AI and Computer Vision

Let's Talk Science
Readability
6.2

Learn about how computers see and learn to recognize objects and human faces.

Visual and Facial Recognition Technology

Throughout history, humans have developed machines to do work for us. More recently, this has included machines that imitate our senses, like our vision. Vision recognition technologies are technologies that can see and label things. These technologies let machines, robots, and apps see and understand the world as we see it.

Computer vision (CV) is a type of computer engineering. It involves teaching computers to "see" digital images such as photos and videos. Engineers who work in this field have a variety of tasks. One thing they do is to find ways to use digital cameras with devices and computers. They also find ways to teach computers to recognize images and videos. This is done through coding or machine learning

There are different types of computer vision. They depend on what the computer is trying to identify. The computer may look for text, images or faces. We will look at these three in detail.

Image showing the relationship between different Artificial Intelligence and different aspects of Computer Vision
Image showing the relationship between different Artificial Intelligence and different aspects of Computer Vision (©2021 Let’s Talk Science. Based on an image by deepomatic). 

Optical Character Recognition

Optical character recognition (OCR) is a technology used to look for text. The text may be handwritten or in typed documents.
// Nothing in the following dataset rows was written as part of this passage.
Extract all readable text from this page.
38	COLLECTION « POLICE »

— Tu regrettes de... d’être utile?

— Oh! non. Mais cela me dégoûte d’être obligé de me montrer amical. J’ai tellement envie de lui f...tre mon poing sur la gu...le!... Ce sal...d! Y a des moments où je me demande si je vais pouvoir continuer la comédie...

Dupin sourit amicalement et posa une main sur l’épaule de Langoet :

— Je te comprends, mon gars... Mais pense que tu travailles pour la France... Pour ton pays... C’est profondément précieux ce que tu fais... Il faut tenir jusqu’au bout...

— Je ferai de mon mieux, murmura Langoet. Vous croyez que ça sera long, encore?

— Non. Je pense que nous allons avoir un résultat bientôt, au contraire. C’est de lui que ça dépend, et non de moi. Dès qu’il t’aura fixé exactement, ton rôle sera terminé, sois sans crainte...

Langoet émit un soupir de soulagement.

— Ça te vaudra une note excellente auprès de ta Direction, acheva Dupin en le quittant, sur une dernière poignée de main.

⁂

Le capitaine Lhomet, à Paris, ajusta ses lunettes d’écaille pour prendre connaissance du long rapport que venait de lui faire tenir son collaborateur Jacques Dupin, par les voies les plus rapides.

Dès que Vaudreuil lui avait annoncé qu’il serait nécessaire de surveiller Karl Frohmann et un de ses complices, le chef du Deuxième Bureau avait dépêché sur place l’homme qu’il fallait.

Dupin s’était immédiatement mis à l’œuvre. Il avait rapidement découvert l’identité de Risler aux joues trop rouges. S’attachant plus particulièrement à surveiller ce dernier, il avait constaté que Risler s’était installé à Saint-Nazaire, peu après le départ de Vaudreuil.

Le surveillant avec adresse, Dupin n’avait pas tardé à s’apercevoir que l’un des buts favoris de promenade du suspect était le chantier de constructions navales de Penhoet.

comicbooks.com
Let’s see how it works for handwriting.

The first step in OCR is taking pictures of people's handwriting. These pictures are then scanned into a computer. Next, people match handwritten text with the characters on a computer. A character is any letter, number, space, punctuation mark, or symbol. This teaches the computer which handwriting goes with which character. Now the computer will be able to identify and match handwriting with text. This is an example of supervised machine learning. Supervised machine learning involves giving data labels. In OCR, machines learn to identify characters using many labelled images of handwriting. This provides the machine with patterns to look for.

Let’s take the example of the numeral one (1). Rules can be set to look for the following patterns in how humans write the numeral 1.

Pattern rules:

  • Often found close to other known numerals.
  • A long straight vertical line, e.g. l
  • An optional short line that hangs from the top backward at 45 degrees, e.g. 1
  • An optional short horizontal line centred on the bottom, e.g. 1
Illustration of handwritten variations of numeral one
Illustration of handwritten variations of numeral one (Source: Daranz via Wikimedia Commons).

Try this!

How would you describe a pattern for the numeral 3? or the numeral 9?

These types of pattern rules are written as computer code. The code includes a step by step set of instructions, or algorithm. Once a computer has a code, then an OCR program can translate handwriting into computer text.

OCR technologies are now found in some smartphone apps. These apps take photos of your handwritten notes. They then convert them into electronic text. Being able to handwrite our notes and turn them into text is much easier than typing on a small device. Turning visual information, like your handwritten notes, into text data has many advantages. Text data can be searchable, it can put into categories and it takes up a lot less memory on your phone or computer!

Image showing how OCR converts handwriting into typed text
Image showing how OCR converts handwriting into typed text (Source: Piscine via iStockphoto).

 

Object and Visual Recognition

Many manufacturing processes involve machines and robotic systems that detect and recognize objects. Object detection can be as simple as a sensor that uses light to see if an item has passed by. Think of a labelling machine. It detects if a box moving along a conveyor belt is in the correct position. When the system ‘sees’ that the package is in the right location, it prints a label on it.

Today people are developing even more complex visual recognition systems for robots. These let the robots better identify and handle objects. It is important that these systems come close to matching human abilities. For example, a robot needs to recognize and adjust its grip one way for a paper cup and a different way for a glass cup.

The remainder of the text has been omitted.